Matteo Persivale, Corriere della Sera 01/12/2011, 1 dicembre 2011
IL MEGLIO DEL 2011? STEOHAN KING E QUATTRO ESORDIENTI
In passato ho descritto King, forse con troppa gentilezza, come un autore di spazzatura horror. In realtà non possiede nessuno dei doni di Edgar Allan Poe. È uno scrittore immensamente inadeguato, frase per frase, paragrafo per paragrafo, libro per libro». Quando, otto anni fa, il salotto buono delle lettere americane aprì la sua porta lievemente polverosa a Stephen King assegnandogli la medaglia della National Book Foundation, Harold Bloom salutò così l’autore di Carrie.
Ora però a 37 anni dalla pubblicazione del suo primo romanzo, cade l’ultimo tabù: e Stephen King entra nella cinquina dei romanzi migliori dell’anno del «New York Times». Il quotidiano ha pubblicato la lista dei dieci libri dell’anno, cinque di narrativa e cinque saggi, e tra i romanzi c’è 22/11/1963 di King (edito in Italia da Sperling &Kupfer), la storia di un uomo che viaggia all’indietro nel tempo per cercare di fermare l’assassinio di Kennedy. King che per la prima volta affronta un fatto realmente accaduto, King che si è documentato viaggiando a Dallas e travestendosi da storico sui generis (arrivando anche, per la disperazione dell’adorata moglie/editor Tabitha sua prima lettrice, alla conclusione che Lee Harvey Oswald agì da solo) ora guarda tutti gli altri colleghi dal trono di quella che gli americani chiamano «narrativa letteraria» da contrapporre a quella di «genere» della quale le pagine culturali del «New York Times» sono state il tradizionale arbitro.

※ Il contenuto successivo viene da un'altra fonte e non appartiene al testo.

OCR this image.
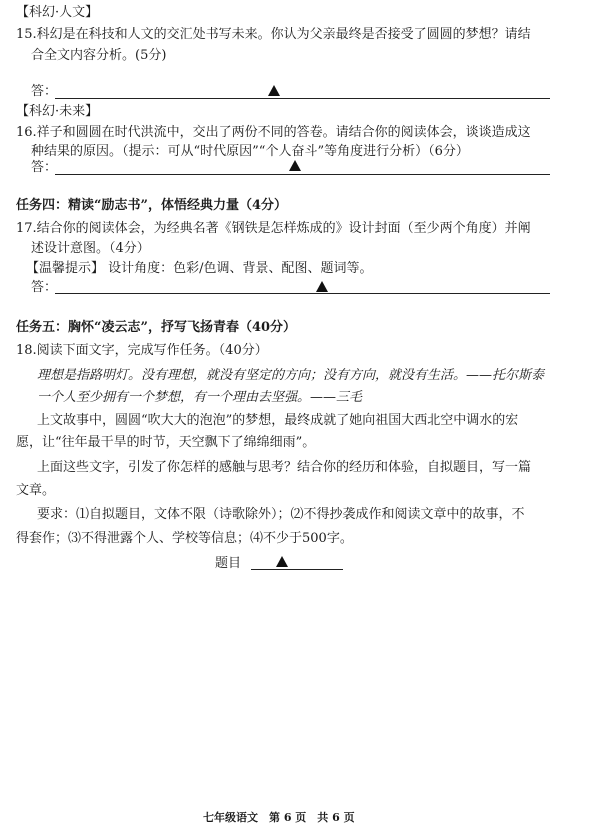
【科幻·人文】
15.科幻是在科技和人文的交汇处书写未来。你认为父亲最终是否接受了圆圆的梦想？请结
合全文内容分析。(5分)
答：
【科幻·未来】
16.祥子和圆圆在时代洪流中，交出了两份不同的答卷。请结合你的阅读体会，谈谈造成这
种结果的原因。（提示：可从“时代原因”“个人奋斗”等角度进行分析）（6分）
答：
任务四：精读“励志书”，体悟经典力量（4分）
17.结合你的阅读体会，为经典名著《钢铁是怎样炼成的》设计封面（至少两个角度）并阐
述设计意图。（4分）
【温馨提示】 设计角度：色彩/色调、背景、配图、题词等。
答：
任务五：胸怀“凌云志”，抒写飞扬青春（40分）
18.阅读下面文字，完成写作任务。（40分）
理想是指路明灯。没有理想，就没有坚定的方向；没有方向，就没有生活。——托尔斯泰
一个人至少拥有一个梦想，有一个理由去坚强。——三毛
上文故事中，圆圆“吹大大的泡泡”的梦想，最终成就了她向祖国大西北空中调水的宏
愿，让“往年最干旱的时节，天空飘下了绵绵细雨”。
上面这些文字，引发了你怎样的感触与思考？结合你的经历和体验，自拟题目，写一篇
文章。
要求：⑴自拟题目，文体不限（诗歌除外）；⑵不得抄袭成作和阅读文章中的故事，不
得套作；⑶不得泄露个人、学校等信息；⑷不少于500字。
题目
七年级语文　第 6 页　共 6 页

E fa sorridere anche chi non ama il lavoro di King la vittoria non soltanto simbolica dell’uomo da 350 milioni di copie vendute in 37 anni, dello scrittore che ha fatto riscrivere i suoi contratti adducendo come motivazione la buffa frase «non mi servono 19 milioni di dollari di anticipo, grazie» (preferisce una percentuale più alta dei profitti perché ha fiducia nel suo lavoro e nel suo pubblico, e l’editore americano risparmia i mega anticipi, di questi tempi, e lo ringrazia pure). Ma le sorprese non si fermano a King, nella cinquina di narratori del «New York Times»: il giornale ha lasciato fuori il postumo David Foster Wallace del Re pallido e Colson Whitehead e Jeffrey Eugenides e gli altri grandi.

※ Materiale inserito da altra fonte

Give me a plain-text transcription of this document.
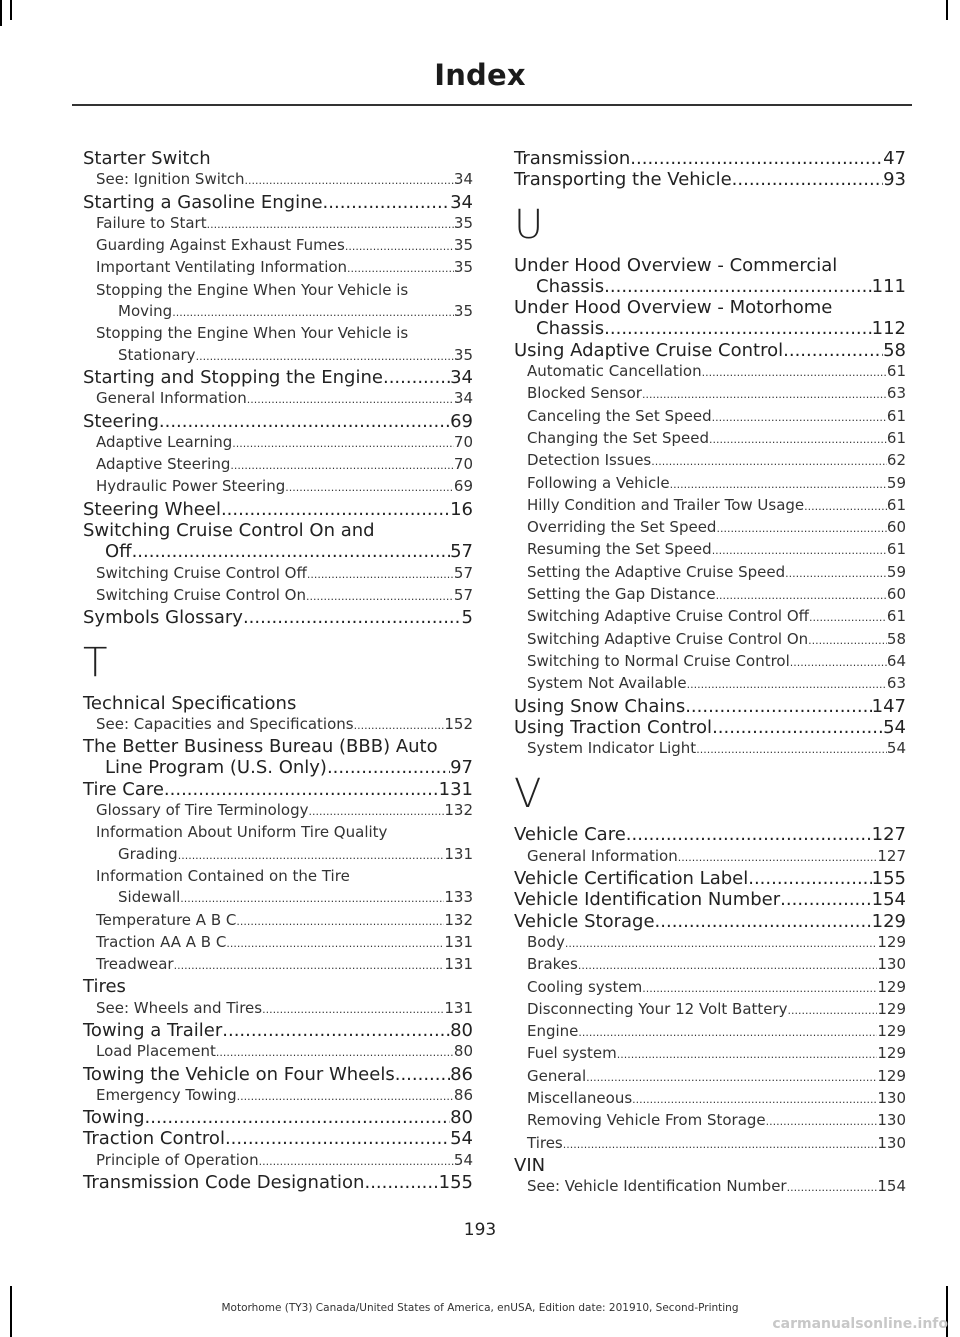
Index
Starter Switch
See: Ignition Switch .....	34
Starting a Gasoline Engine .....	34
Failure to Start .....	35
Guarding Against Exhaust Fumes .....	35
Important Ventilating Information .....	35
Stopping the Engine When Your Vehicle is
Moving .....	35
Stopping the Engine When Your Vehicle is
Stationary .....	35
Starting and Stopping the Engine .....	34
General Information .....	34
Steering .....	69
Adaptive Learning .....	70
Adaptive Steering .....	70
Hydraulic Power Steering .....	69
Steering Wheel .....	16
Switching Cruise Control On and
Off .....	57
Switching Cruise Control Off .....	57
Switching Cruise Control On .....	57
Symbols Glossary .....	5
T
Technical Specifications
See: Capacities and Specifications .....	152
The Better Business Bureau (BBB) Auto
Line Program (U.S. Only) .....	97
Tire Care .....	131
Glossary of Tire Terminology .....	132
Information About Uniform Tire Quality
Grading .....	131
Information Contained on the Tire
Sidewall .....	133
Temperature A B C .....	132
Traction AA A B C .....	131
Treadwear .....	131
Tires
See: Wheels and Tires .....	131
Towing a Trailer .....	80
Load Placement .....	80
Towing the Vehicle on Four Wheels .....	86
Emergency Towing .....	86
Towing .....	80
Traction Control .....	54
Principle of Operation .....	54
Transmission Code Designation .....	155
Transmission .....	47
Transporting the Vehicle .....	93
U
Under Hood Overview - Commercial
Chassis .....	111
Under Hood Overview - Motorhome
Chassis .....	112
Using Adaptive Cruise Control .....	58
Automatic Cancellation .....	61
Blocked Sensor .....	63
Canceling the Set Speed .....	61
Changing the Set Speed .....	61
Detection Issues .....	62
Following a Vehicle .....	59
Hilly Condition and Trailer Tow Usage .....	61
Overriding the Set Speed .....	60
Resuming the Set Speed .....	61
Setting the Adaptive Cruise Speed .....	59
Setting the Gap Distance .....	60
Switching Adaptive Cruise Control Off .....	61
Switching Adaptive Cruise Control On .....	58
Switching to Normal Cruise Control .....	64
System Not Available .....	63
Using Snow Chains .....	147
Using Traction Control .....	54
System Indicator Light .....	54
V
Vehicle Care .....	127
General Information .....	127
Vehicle Certification Label .....	155
Vehicle Identification Number .....	154
Vehicle Storage .....	129
Body .....	129
Brakes .....	130
Cooling system .....	129
Disconnecting Your 12 Volt Battery .....	129
Engine .....	129
Fuel system .....	129
General .....	129
Miscellaneous .....	130
Removing Vehicle From Storage .....	130
Tires .....	130
VIN
See: Vehicle Identification Number .....	154
193
Motorhome (TY3) Canada/United States of America, enUSA, Edition date: 201910, Second-Printing
carmanualsonline.info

Nella cinquina King è infatti il veterano, gli altri quattro sono autori tutti esordienti. Con temi spesso atipici. Ecco Téa Obreht (nata a Belgrado) di L’amante della Tigre (Rizzoli) che colleziona premi (Orange) e traduzioni globali (in 23 Paesi). C’è il talento di Chad Harbach de L’arte di vivere in difesa (ancora Rizzoli) con il baseball di provincia come metafora della vita. E poi due autori non ancora tradotti, Karen Russell con il commovente gotico di Swamplandia! ed Eleanor Henderson di Ten Thousand Saints che racconta il cataclisma dei primi anni 80, alba dell’epidemia di Aids.